Lancre prétend encore «qu'il n'y avait bonne sorcière qui ne naquît de l'amour de la mère et du fils». Il en fut ainsi dans la Perse pour la naissance du mage, qui, disait-on, devait provenir de cet odieux mystère. Ainsi les secrets de magie restaient fort concentrés dans une famille qui se renouvelait elle-même.

Par une erreur impie, ils croyaient imiter l'innocent mystère agricole, l'éternel cercle végétal, où le grain, ressemé au sillon, fait le grain.

Les unions moins monstrueuses (du frère et de la sœur), communes chez les Orientaux et les Grecs, étaient froides et très peu fécondes. Elles furent très sagement abandonnées, et l'on n'y fût guère revenu sans l'esprit de révolte, qui, suscité par d'absurdes rigueurs, se jetait follement dans l'extrême opposé.

Des lois contre nature firent ainsi, par la haine, des mœurs contre nature.

O temps dur! temps maudit! et gros de désespoir!

Nous avons disserté. Mais voici presque l'aube. Dans un moment, l'heure sonne qui met en fuite les esprits. La sorcière, à son front, sent sécher les lugubres fleurs. Adieu sa royauté! sa vie peut-être!... Que serait-ce si le jour la trouvait encore? Que fera-t-elle de Satan? une flamme? une cendre? Il ne demande pas mieux. Il sait bien, le rusé, que, pour vivre, renaître, le seul moyen, c'est de mourir.

Mourra-t-il, le puissant évocateur des morts qui donna à celles qui pleurent la seule joie d'ici-bas, l'amour évanoui et le rêve adoré? Oh? non, il est bien sûr de vivre.

Mourra-t-il, le puissant Esprit qui, trouvant la Création maudite, la Nature gisante par terre, que l'Église avait jetée de sa robe, comme un nourrisson sale, ramassa la Nature et la mit dans son sein? Cela ne se peut pas.

Mourra-t-il, l'unique médecin du Moyen-âge, de l'âge malade, qui le sauva par les poisons, et lui dit: «Vis donc, imbécile!»
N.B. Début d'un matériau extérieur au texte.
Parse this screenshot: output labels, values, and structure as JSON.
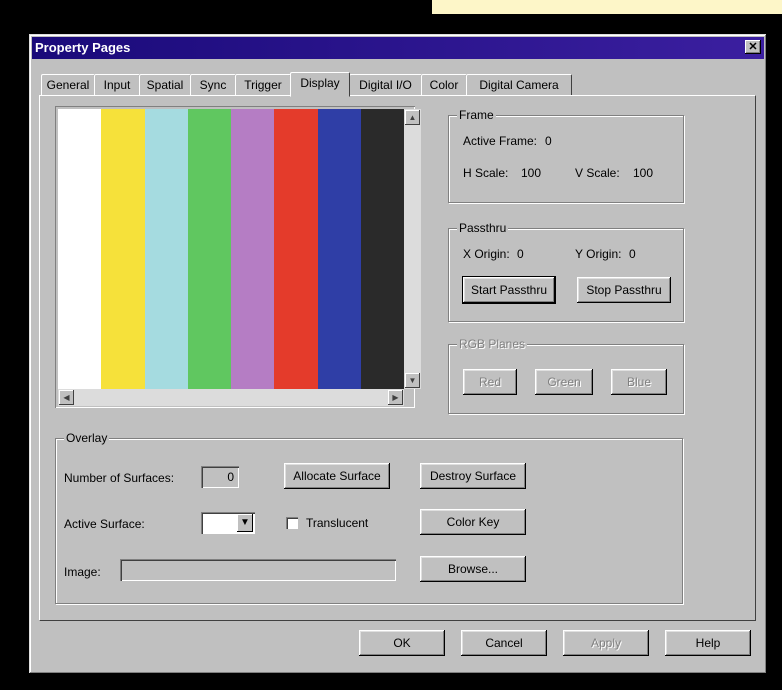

Comme il est sûr de vivre, le gaillard, il meurt tout à son aise. Il s'escamote, brûle avec dextérité sa belle peau de bouc, s'évanouit dans la flamme et dans l'aube.

Mais, _elle_, elle qui fit Satan, qui fit tout, le bien et le mal, qui favorisa tant de choses, d'amour, de dévouements, de crimes!... que devient-elle? La voilà seule sur la lande déserte!

Elle n'est pas, comme on dit, l'horreur de tous. Beaucoup la béniront[52]. Plus d'un l'a trouvée belle, plus d'un vendrait sa part du Paradis pour oser approcher... Mais, autour, il est un abîme, on l'admire trop, et on en a tant peur! de cette toute-puissante Médée, de ses beaux yeux profonds, des voluptueuses couleuvres de cheveux noirs dont elle est inondée.

[52] Lancre parle de sorcières aimées et adorées.

Seule à jamais. A jamais, sans amour! Qui lui reste? Rien que l'Esprit qui se déroba tout à l'heure.

«Eh bien, mon bon Satan, partons... Car j'ai bien hâte d'être là-bas. L'enfer vaut mieux. Adieu le monde!»